In the future, people could wear garments that incorporate power-generating bacteria to support electronic devices. A textile-based, bacteria-powered bio-battery that can be integrated into wearable electronics has been created by a research team at Binghamton University, State University of New York.
Led by Binghamton University Electrical and Computer Science Assistant Professor Seokheun Choi, the team has developed a textile-based bio-battery that exhibits stable electricity-generating capability when tested under repeated stretching and twisting cycles.
Choi said that this stretchable, twistable power device could establish a standardized platform for textile-based bio-batteries and could be integrated into wearable electronics in the future.
“There is a clear and pressing need for flexible and stretchable electronics that can be easily integrated with a wide range of surroundings to collect real-time information,” said Choi.
“Those electronics must perform reliably even while intimately used on substrates with complex and curvilinear shapes, like moving body parts or organs,” he said.
“We considered a flexible, stretchable, miniaturized bio-battery as a truly useful energy technology because of their sustainable, renewable and eco-friendly capabilities,” said Choi.
Sweat generated from the human body can act as a fuel to support bacterial viability, providing the long-term operation of the microbial fuel cells that make up the fabric bio-battery.
Compared to traditional batteries and other enzymatic fuel cells, microbial fuel cells can be the most suitable power source for wearable electronics because using whole microbial cells as a biocatalyst provides stable enzymatic reactions and a long lifetime, said Choi.
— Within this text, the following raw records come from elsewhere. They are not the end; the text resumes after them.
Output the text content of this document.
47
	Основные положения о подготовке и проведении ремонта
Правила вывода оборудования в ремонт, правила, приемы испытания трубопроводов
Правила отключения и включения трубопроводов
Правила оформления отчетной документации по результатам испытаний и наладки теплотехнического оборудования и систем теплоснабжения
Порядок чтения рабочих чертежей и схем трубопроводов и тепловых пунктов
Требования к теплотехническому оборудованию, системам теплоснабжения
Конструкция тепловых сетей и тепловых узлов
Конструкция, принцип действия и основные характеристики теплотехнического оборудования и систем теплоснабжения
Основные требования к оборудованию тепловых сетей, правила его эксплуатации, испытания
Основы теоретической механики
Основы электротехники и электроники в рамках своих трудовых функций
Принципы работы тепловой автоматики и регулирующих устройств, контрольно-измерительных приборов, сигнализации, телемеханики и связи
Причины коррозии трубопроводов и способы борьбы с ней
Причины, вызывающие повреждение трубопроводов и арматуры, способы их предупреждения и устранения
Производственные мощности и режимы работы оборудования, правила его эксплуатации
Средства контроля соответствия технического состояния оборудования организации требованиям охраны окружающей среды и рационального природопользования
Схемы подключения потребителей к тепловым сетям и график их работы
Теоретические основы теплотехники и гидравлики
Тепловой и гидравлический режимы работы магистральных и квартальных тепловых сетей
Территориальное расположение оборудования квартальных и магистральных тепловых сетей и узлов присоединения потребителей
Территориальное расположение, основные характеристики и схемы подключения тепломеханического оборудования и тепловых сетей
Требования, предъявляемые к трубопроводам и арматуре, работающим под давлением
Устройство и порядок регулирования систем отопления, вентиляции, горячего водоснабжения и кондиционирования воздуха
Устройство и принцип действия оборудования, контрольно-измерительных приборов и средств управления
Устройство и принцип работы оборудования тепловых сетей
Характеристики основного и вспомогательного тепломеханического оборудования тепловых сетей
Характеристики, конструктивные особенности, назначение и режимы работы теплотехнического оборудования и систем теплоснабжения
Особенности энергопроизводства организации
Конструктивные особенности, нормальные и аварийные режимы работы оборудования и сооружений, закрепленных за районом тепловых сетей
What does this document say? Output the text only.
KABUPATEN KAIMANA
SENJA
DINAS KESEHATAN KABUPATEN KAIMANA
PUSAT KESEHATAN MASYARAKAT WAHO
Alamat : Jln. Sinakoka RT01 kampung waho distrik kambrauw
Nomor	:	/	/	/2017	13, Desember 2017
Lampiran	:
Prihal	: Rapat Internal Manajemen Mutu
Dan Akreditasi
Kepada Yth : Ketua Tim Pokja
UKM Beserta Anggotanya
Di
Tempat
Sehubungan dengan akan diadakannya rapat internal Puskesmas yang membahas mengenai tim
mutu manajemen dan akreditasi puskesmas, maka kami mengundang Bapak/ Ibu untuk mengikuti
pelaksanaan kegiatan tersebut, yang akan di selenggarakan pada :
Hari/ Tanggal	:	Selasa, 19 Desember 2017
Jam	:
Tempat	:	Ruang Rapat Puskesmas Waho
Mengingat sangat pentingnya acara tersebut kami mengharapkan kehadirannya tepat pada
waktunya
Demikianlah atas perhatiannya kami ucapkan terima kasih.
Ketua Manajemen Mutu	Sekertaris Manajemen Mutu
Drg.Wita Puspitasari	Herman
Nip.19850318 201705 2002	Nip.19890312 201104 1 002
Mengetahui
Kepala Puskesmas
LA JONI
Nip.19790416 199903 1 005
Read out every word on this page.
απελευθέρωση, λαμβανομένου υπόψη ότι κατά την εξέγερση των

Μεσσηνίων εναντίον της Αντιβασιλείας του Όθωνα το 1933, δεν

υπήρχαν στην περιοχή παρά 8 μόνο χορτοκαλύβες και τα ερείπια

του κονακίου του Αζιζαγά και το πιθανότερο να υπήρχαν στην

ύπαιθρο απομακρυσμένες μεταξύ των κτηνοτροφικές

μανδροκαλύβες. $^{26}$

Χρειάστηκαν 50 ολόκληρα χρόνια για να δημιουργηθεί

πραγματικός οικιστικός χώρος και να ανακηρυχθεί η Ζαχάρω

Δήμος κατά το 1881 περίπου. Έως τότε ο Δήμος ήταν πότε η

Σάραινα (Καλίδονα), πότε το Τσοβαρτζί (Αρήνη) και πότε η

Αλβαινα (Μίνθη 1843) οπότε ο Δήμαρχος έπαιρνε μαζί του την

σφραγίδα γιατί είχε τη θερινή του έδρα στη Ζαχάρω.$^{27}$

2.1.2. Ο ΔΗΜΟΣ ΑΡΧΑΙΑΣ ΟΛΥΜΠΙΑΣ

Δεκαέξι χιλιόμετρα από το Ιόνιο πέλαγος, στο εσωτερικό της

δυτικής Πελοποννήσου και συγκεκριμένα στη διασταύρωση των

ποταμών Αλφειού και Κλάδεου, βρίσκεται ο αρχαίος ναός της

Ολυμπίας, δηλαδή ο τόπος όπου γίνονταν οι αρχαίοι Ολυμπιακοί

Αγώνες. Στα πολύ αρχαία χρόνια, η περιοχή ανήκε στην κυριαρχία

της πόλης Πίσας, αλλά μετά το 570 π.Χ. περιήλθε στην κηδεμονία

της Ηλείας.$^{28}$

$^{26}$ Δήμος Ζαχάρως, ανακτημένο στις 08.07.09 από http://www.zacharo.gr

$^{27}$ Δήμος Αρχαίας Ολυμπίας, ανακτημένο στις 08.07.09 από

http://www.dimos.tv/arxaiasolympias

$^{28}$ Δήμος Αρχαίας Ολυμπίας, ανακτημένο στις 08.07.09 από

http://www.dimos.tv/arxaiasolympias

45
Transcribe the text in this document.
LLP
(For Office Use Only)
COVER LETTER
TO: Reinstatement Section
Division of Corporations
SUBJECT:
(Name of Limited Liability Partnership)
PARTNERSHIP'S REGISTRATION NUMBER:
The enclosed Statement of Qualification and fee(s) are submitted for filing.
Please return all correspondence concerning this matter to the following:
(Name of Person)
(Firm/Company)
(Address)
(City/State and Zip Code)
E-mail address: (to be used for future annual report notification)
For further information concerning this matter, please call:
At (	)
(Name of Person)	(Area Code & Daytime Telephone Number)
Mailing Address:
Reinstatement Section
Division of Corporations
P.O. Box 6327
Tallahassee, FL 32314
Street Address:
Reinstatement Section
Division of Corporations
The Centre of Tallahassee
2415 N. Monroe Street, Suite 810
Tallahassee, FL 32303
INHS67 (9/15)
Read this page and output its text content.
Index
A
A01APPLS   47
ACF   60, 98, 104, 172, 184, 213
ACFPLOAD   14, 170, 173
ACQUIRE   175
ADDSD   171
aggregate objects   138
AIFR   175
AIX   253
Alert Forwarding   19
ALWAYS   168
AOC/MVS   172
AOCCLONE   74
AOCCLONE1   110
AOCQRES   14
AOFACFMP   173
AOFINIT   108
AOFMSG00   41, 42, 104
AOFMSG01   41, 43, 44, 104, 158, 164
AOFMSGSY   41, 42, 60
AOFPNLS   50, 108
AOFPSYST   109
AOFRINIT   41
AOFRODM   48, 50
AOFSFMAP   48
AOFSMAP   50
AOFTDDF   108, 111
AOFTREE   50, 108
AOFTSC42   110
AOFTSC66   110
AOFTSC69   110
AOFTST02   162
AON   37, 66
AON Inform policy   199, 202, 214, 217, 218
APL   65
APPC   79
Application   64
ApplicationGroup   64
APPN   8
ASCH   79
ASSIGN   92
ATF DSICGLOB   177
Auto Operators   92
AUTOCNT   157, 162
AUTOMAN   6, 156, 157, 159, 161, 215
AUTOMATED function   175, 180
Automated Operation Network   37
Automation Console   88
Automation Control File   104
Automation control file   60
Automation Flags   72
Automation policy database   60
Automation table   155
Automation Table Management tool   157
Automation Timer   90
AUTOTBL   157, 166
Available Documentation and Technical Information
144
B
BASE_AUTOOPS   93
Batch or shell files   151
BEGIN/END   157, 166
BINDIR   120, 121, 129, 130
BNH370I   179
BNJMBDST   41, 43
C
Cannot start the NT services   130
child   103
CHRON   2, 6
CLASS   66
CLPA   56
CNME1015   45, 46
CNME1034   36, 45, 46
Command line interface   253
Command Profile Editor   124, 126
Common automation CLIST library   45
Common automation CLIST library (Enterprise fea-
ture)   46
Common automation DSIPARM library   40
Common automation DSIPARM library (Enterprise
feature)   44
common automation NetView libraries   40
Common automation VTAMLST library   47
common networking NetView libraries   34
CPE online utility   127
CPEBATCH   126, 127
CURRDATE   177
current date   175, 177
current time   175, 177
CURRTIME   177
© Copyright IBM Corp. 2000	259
In March, Choi and his team published a paper on their creation of the first micro-scale self-sustaining cell, which generated power for 13 straight days through the symbiotic interactions of two types of bacteria.
“This concept of creating electricity through synergistic cooperation is not new. However, much of this work is still in its nascent stages,” said Choi.
In a cell chamber about one-fifth the size of a teaspoon, researchers placed a mixed culture of phototrophic and heterotrophic bacteria.
Phototrophic bacteria use sunlight, carbon dioxide, and water to make their own energy, while heterotrophic bacteria must feed on provided organic matter or phototrophic bacteria to survive.
While the cell was exposed to sunlight, an initial dose of “food” was added to the chamber to stimulate growth of the heterotrophic bacteria. Through cellular respiration, the heterotrophic bacteria produced carbon dioxide waste, which was used by the phototrophic bacteria to kickstart the symbiotic cycle.
After that cycle was established, researchers stopped adding additional food sources for the heterophic bacteria, and there were enough phototrophic bacteria to sustain the metabolic processes of the heterophic bacteria.
Those metabolic processes generated an electrical current – eight microamps per square centimeter of cell – for 13 straight days. The power was about 70 times greater than current produced by phototrophic bacteria alone.
“Heterotrophic bacteria-based fuel cells generate higher power, while photosynthetic microbial fuel cells provide self-sustainability. This is the best of both worlds, thus far,” said Choi.
These microbial fuel cells could be used to provide power in remote or dangerous locations for low-power items such as health monitors and infrastructure diagnostic sensors.